Fall 2015 (Volume 25, Number 3)
With a Little Help...
By Philip A. Baer, MDCM, FRCPC, FACR
“Oh, I get by with a little help from my friends /
Mmm, going to try with a little help from my friends /
Yes, I get by with a little help from my friends.”
– The Beatles, "With A Little Help (From My Friends)"
Sgt. Pepper's Lonely Hearts Club Band, 1967
Every patient is different, but while catering to those differences, a rheumatology office has to employ a system for getting through the workday efficiently and in a timely fashion. I like to think some of this stems from rules I have established and honed over the years.
However, the greatest efficiencies come from learning from colleagues, and implementing their best practices in my own office. Many of my peers have shared ideas generously over the years, and I thank all of them. Three in particular stand out because of the sheer ubiquity and utility of their contributions to Canadian rheumatology practice.
Prescribing medications is a daily—if not hourly—task when seeing patients. Education about therapies is crucial to reduce patient non-adherence, and to enable patients to take complex antirheumatic medication regimens properly. With medication frequencies ranging from QID to Q6 months, and multiple routes of administration even for the same medication, this is no simple task. Chronic versus acute management can be entirely different
(e.g., gout), resulting in avoidable poor treatment outcomes even in a well-understood disease with multiple effective therapies. Relying on handouts delivered by pharmacists with the dispensed prescription is unsatisfactory, as balance is often lacking and meaningless drug interactions are too often highlighted. Prescription information from industry is limited to drugs currently “on patent”, and has its own issues. Thankfully, our own Dr. Andy Thompson has created and continuously improved the rheuminfo.com website. I hand out these medication sheets with every prescription, and personalize them by scribbling notes in the margins.

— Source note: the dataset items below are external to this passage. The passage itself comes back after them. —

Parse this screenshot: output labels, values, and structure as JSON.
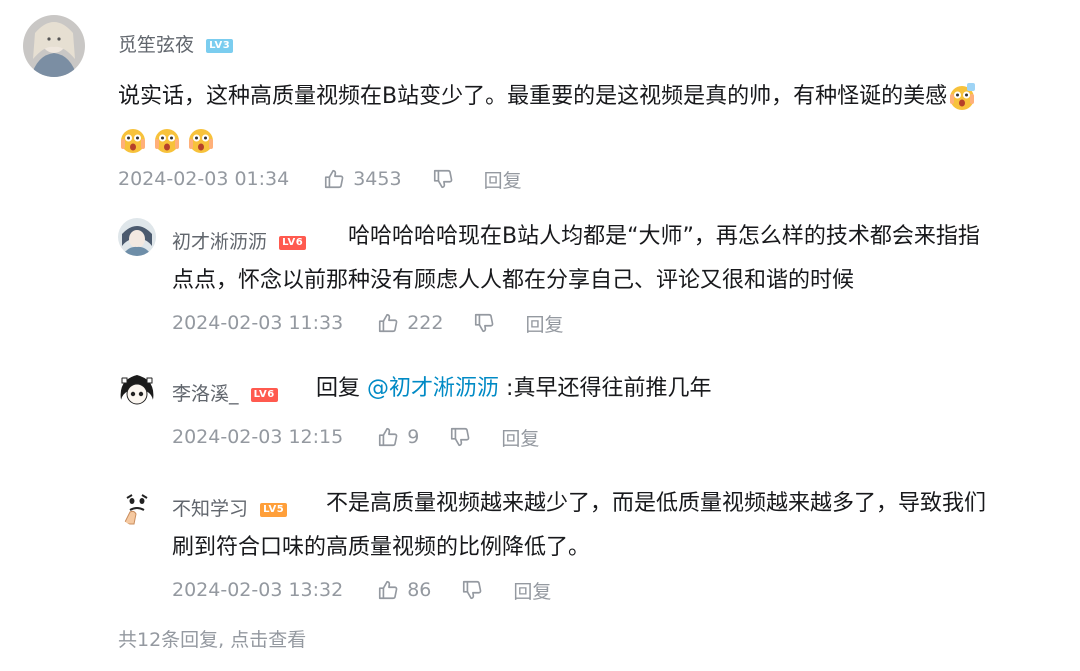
{
  "main_comment": {
    "username": "觅笙弦夜",
    "level": "LV3",
    "text": "说实话，这种高质量视频在B站变少了。最重要的是这视频是真的帅，有种怪诞的美感",
    "time": "2024-02-03 01:34",
    "likes": "3453",
    "reply_label": "回复"
  },
  "replies": [
    {
      "username": "初才淅沥沥",
      "level": "LV6",
      "text_line1": "哈哈哈哈哈现在B站人均都是“大师”，再怎么样的技术都会来指指",
      "text_line2": "点点，怀念以前那种没有顾虑人人都在分享自己、评论又很和谐的时候",
      "time": "2024-02-03 11:33",
      "likes": "222",
      "reply_label": "回复"
    },
    {
      "username": "李洛溪_",
      "level": "LV6",
      "reply_prefix": "回复",
      "mention": "@初才淅沥沥",
      "text": ":真早还得往前推几年",
      "time": "2024-02-03 12:15",
      "likes": "9",
      "reply_label": "回复"
    },
    {
      "username": "不知学习",
      "level": "LV5",
      "text_line1": "不是高质量视频越来越少了，而是低质量视频越来越多了，导致我们",
      "text_line2": "刷到符合口味的高质量视频的比例降低了。",
      "time": "2024-02-03 13:32",
      "likes": "86",
      "reply_label": "回复"
    }
  ],
  "footer": {
    "count_text": "共12条回复,",
    "action_text": "点击查看"
  },
  "icons": {
    "like": "thumbs-up-icon",
    "dislike": "thumbs-down-icon",
    "emoji": "scared-face-emoji"
  },
  "colors": {
    "text": "#18191c",
    "meta": "#9499a0",
    "mention": "#008ac5",
    "lv3": "#7bcdef",
    "lv6": "#ff5a4f",
    "lv5": "#ff9f3a"
  }
}
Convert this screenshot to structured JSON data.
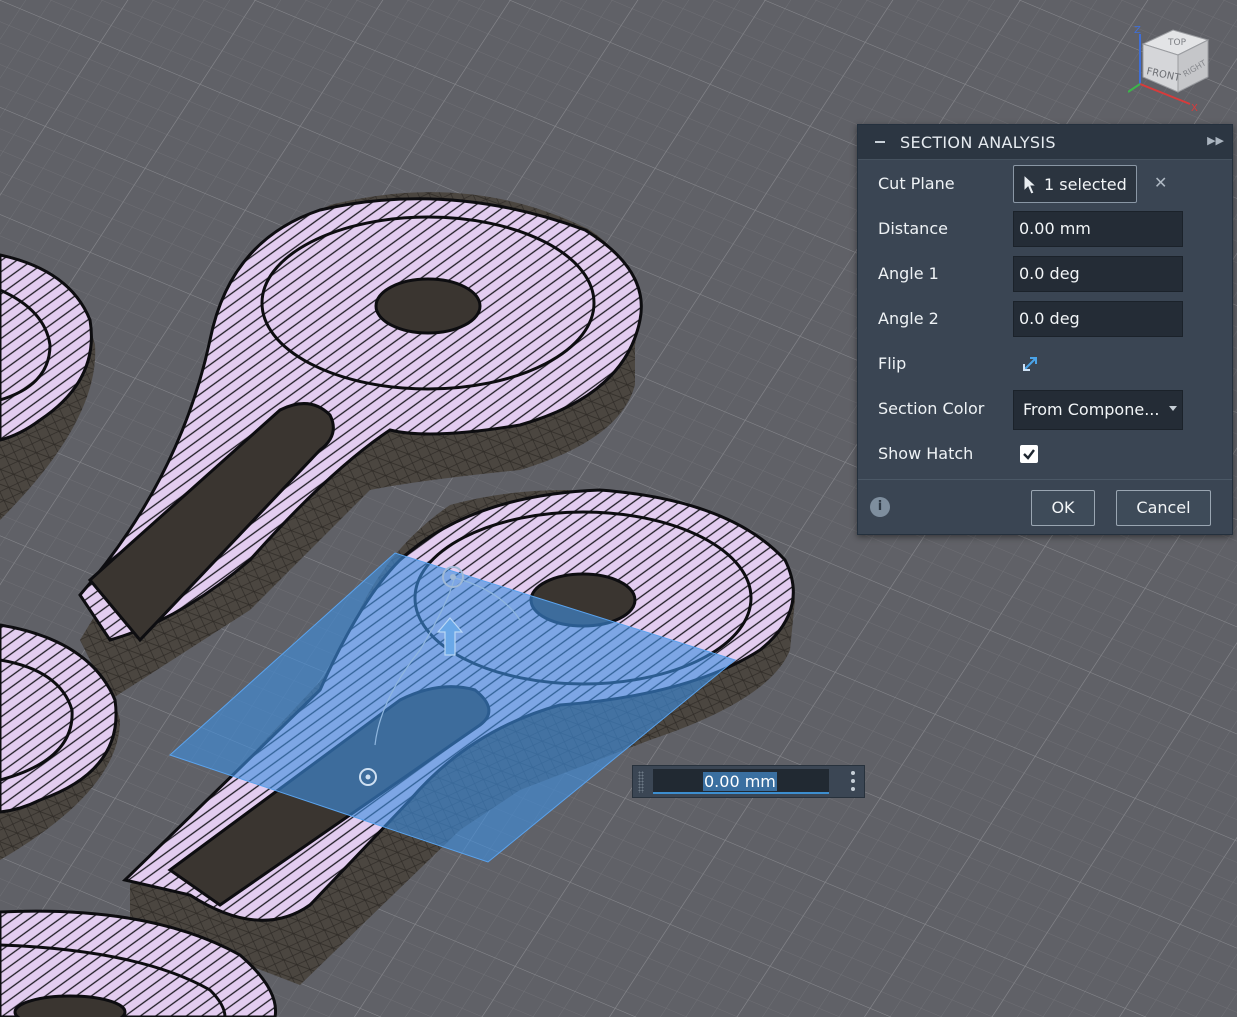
{
  "viewcube": {
    "top": "TOP",
    "front": "FRONT",
    "right": "RIGHT",
    "axis_z": "Z",
    "axis_x": "X"
  },
  "panel": {
    "title": "SECTION ANALYSIS",
    "cut_plane": {
      "label": "Cut Plane",
      "value": "1 selected"
    },
    "distance": {
      "label": "Distance",
      "value": "0.00 mm"
    },
    "angle1": {
      "label": "Angle 1",
      "value": "0.0 deg"
    },
    "angle2": {
      "label": "Angle 2",
      "value": "0.0 deg"
    },
    "flip": {
      "label": "Flip"
    },
    "section_color": {
      "label": "Section Color",
      "value": "From Compone..."
    },
    "show_hatch": {
      "label": "Show Hatch",
      "checked": true
    },
    "ok_label": "OK",
    "cancel_label": "Cancel"
  },
  "distance_manipulator": {
    "value": "0.00 mm"
  },
  "colors": {
    "section_face": "#e3cdf0",
    "hatch": "#1c1b22",
    "wall": "#4b4640",
    "cut_plane": "#3f8ede",
    "panel_bg": "#3a4553",
    "accent": "#3d8ecf"
  },
  "icons": [
    "cursor-icon",
    "close-icon",
    "flip-icon",
    "chevron-down-icon",
    "check-icon",
    "info-icon",
    "collapse-icon",
    "expand-icon",
    "kebab-icon",
    "grip-icon"
  ]
}
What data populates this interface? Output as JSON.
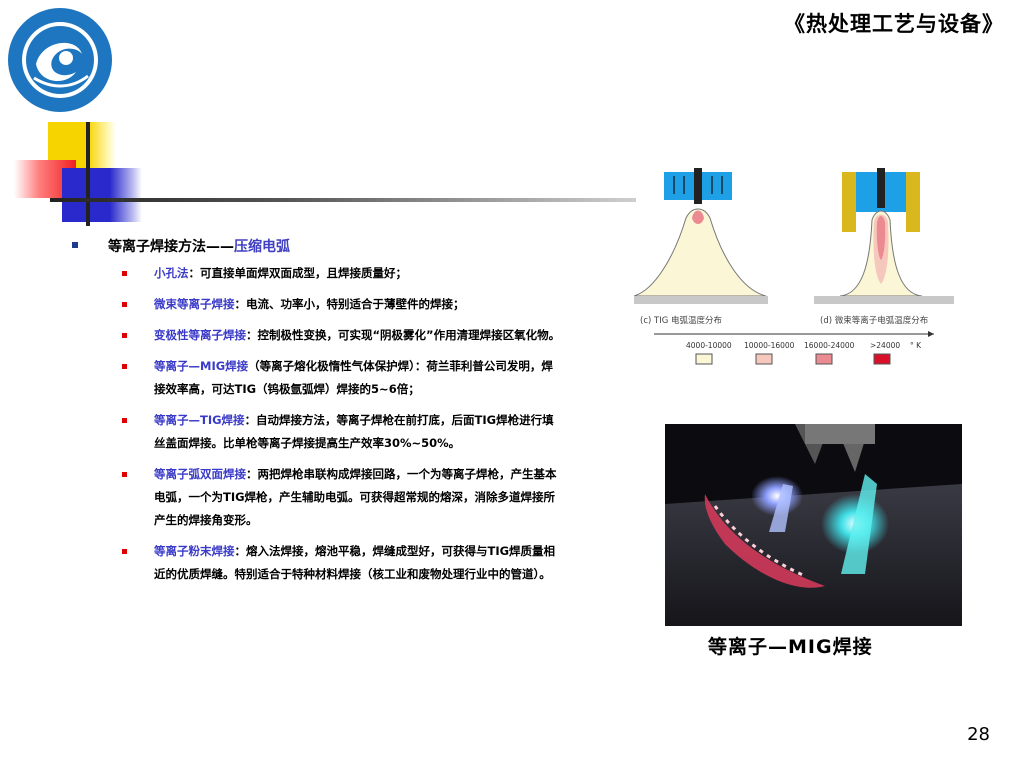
{
  "header": {
    "course_title": "《热处理工艺与设备》"
  },
  "logo": {
    "name": "school-logo"
  },
  "section": {
    "heading_prefix": "等离子焊接方法——",
    "heading_highlight": "压缩电弧"
  },
  "items": [
    {
      "term": "小孔法",
      "text": "：可直接单面焊双面成型，且焊接质量好；"
    },
    {
      "term": "微束等离子焊接",
      "text": "：电流、功率小，特别适合于薄壁件的焊接；"
    },
    {
      "term": "变极性等离子焊接",
      "text": "：控制极性变换，可实现“阴极雾化”作用清理焊接区氧化物。"
    },
    {
      "term": "等离子—MIG焊接",
      "text": "（等离子熔化极惰性气体保护焊）：荷兰菲利普公司发明，焊接效率高，可达TIG（钨极氩弧焊）焊接的5~6倍；"
    },
    {
      "term": "等离子—TIG焊接",
      "text": "：自动焊接方法，等离子焊枪在前打底，后面TIG焊枪进行填丝盖面焊接。比单枪等离子焊接提高生产效率30%~50%。"
    },
    {
      "term": "等离子弧双面焊接",
      "text": "：两把焊枪串联构成焊接回路，一个为等离子焊枪，产生基本电弧，一个为TIG焊枪，产生辅助电弧。可获得超常规的熔深，消除多道焊接所产生的焊接角变形。"
    },
    {
      "term": "等离子粉末焊接",
      "text": "：熔入法焊接，熔池平稳，焊缝成型好，可获得与TIG焊质量相近的优质焊缝。特别适合于特种材料焊接（核工业和废物处理行业中的管道）。"
    }
  ],
  "figure": {
    "label_c": "(c) TIG 电弧温度分布",
    "label_d": "(d) 微束等离子电弧温度分布",
    "legend": [
      {
        "range": "4000-10000",
        "color": "#fbf6d6"
      },
      {
        "range": "10000-16000",
        "color": "#f6c7bd"
      },
      {
        "range": "16000-24000",
        "color": "#ec8a92"
      },
      {
        "range": ">24000",
        "color": "#d8102a"
      }
    ],
    "unit": "° K"
  },
  "photo": {
    "caption": "等离子—MIG焊接"
  },
  "footer": {
    "page_number": "28"
  }
}
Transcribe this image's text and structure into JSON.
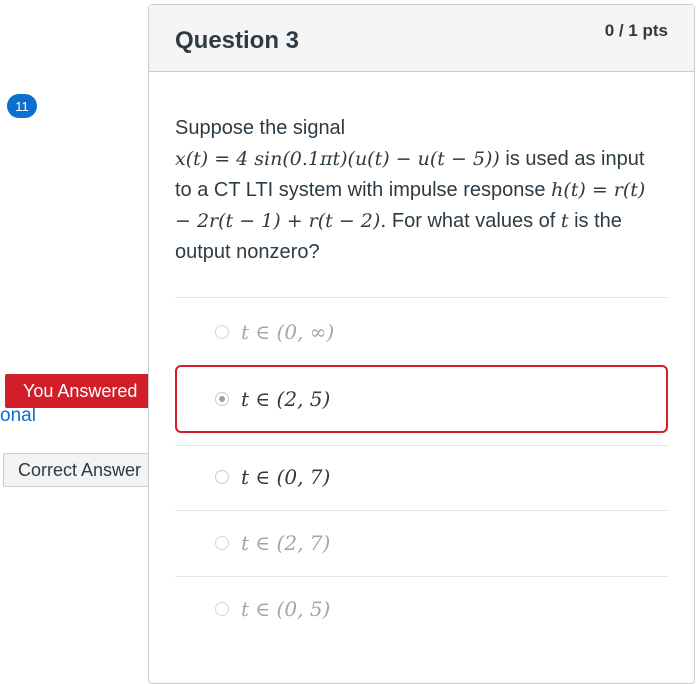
{
  "sidebar": {
    "badge_count": "11",
    "link_fragment": "onal"
  },
  "tags": {
    "you_answered": "You Answered",
    "correct_answer": "Correct Answer"
  },
  "question": {
    "title": "Question 3",
    "points": "0 / 1 pts",
    "text_intro": "Suppose the signal",
    "signal_expr": "x(t) = 4 sin(0.1πt)(u(t) − u(t − 5))",
    "text_mid1": "is used as input to a CT LTI system with impulse response",
    "impulse_expr": "h(t) = r(t) − 2r(t − 1) + r(t − 2).",
    "text_mid2": "For what values of",
    "var_t": "t",
    "text_end": "is the output nonzero?"
  },
  "answers": [
    {
      "label": "t ∈ (0, ∞)",
      "state": "muted"
    },
    {
      "label": "t ∈ (2, 5)",
      "state": "you_answered_wrong"
    },
    {
      "label": "t ∈ (0, 7)",
      "state": "correct"
    },
    {
      "label": "t ∈ (2, 7)",
      "state": "muted"
    },
    {
      "label": "t ∈ (0, 5)",
      "state": "muted"
    }
  ],
  "colors": {
    "accent_blue": "#0b6ed0",
    "wrong_red": "#d21e28",
    "text": "#2d3b45"
  }
}
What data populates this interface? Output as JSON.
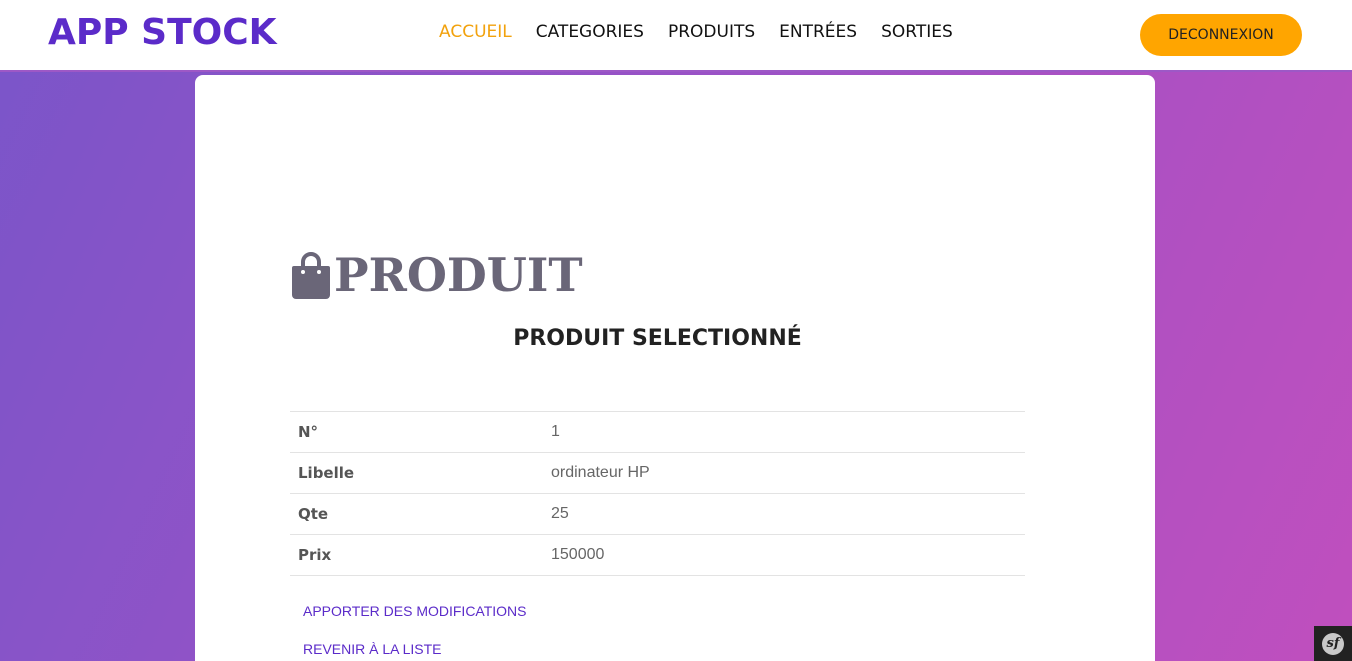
{
  "brand": "APP STOCK",
  "nav": {
    "items": [
      {
        "label": "ACCUEIL",
        "active": true
      },
      {
        "label": "CATEGORIES",
        "active": false
      },
      {
        "label": "PRODUITS",
        "active": false
      },
      {
        "label": "ENTRÉES",
        "active": false
      },
      {
        "label": "SORTIES",
        "active": false
      }
    ],
    "logout_label": "DECONNEXION"
  },
  "page": {
    "title": "PRODUIT",
    "title_icon": "shopping-bag-icon",
    "subtitle": "PRODUIT SELECTIONNÉ"
  },
  "details": {
    "rows": [
      {
        "label": "N°",
        "value": "1"
      },
      {
        "label": "Libelle",
        "value": "ordinateur HP"
      },
      {
        "label": "Qte",
        "value": "25"
      },
      {
        "label": "Prix",
        "value": "150000"
      }
    ]
  },
  "actions": {
    "edit_label": "APPORTER DES MODIFICATIONS",
    "back_label": "REVENIR À LA LISTE"
  },
  "colors": {
    "brand": "#5b2bc9",
    "active_nav": "#f2a20d",
    "logout_button": "#ffa500"
  },
  "debug_toolbar": {
    "icon": "symfony-icon",
    "glyph": "sf"
  }
}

Biologic and targeted therapies are a key component of every rheumatologist’s practice. Access to the right medicine at the right time has been problematic from the outset, given the costs of these therapies and the limited dollars available to pay for them in public and private formularies. However, again at least in Ontario, access has improved dramatically. I now have a frequently updated, one-page form for each of the three major rheumatic
diseases which asks only for enough pertinent data to allow a rational decision about whether the patient qualifies for biologics. None of this would have happened without the leadership of Dr. Carter Thorne, and his ORA Exceptional Access Program (EAP) Committee that expended years on building a trust relationship with the provincial public formulary body. Rheumatologists are now the envy of other specialties which use the same targeted therapies. Work continues, led by Dr. Thorne and Dr. Jane Purvis, to extend these simplified forms and criteria in a pan-Canadian fashion to all private payers.
Finally, the EMR system has become the lifeblood of the office. While I knew the move was inevitable, I saw limited benefits until rheumatology-enhanced EMRs with clickable homunculi, automatic calculators of composite disease activity measures, and other rheumatology templates were developed. Compared to the thousands of GPs who were more readily adopting EMRs, the limited number of practicing rheumatologists made persuading vendors to create enhanced rheumatology modules a tough proposition. Fortunately, our own Dr. Vandana Ahluwalia spearheaded this work through the ORA EMR committee, and I silently thank her every day for enabling me to work using a viable rheumatology EMR system with all its long-term advantages.
In my capacity as Rheumatology Section Chair at the Ontario Medical Association (OMA), I meet regularly with other medical specialist leaders to discuss practice issues. I never leave without a sense of great satisfaction at what rheumatologists have been able to accomplish in these areas compared to other medical subspecialists. But, these benefits did not come spontaneously—they are the product of hard work. Use these creations daily, perhaps be inspired to create other tools to share with your Canadian rheumatology peers, and do not forget how the efforts of a few dedicated colleagues has made such a difference to how each work day proceeds and succeeds.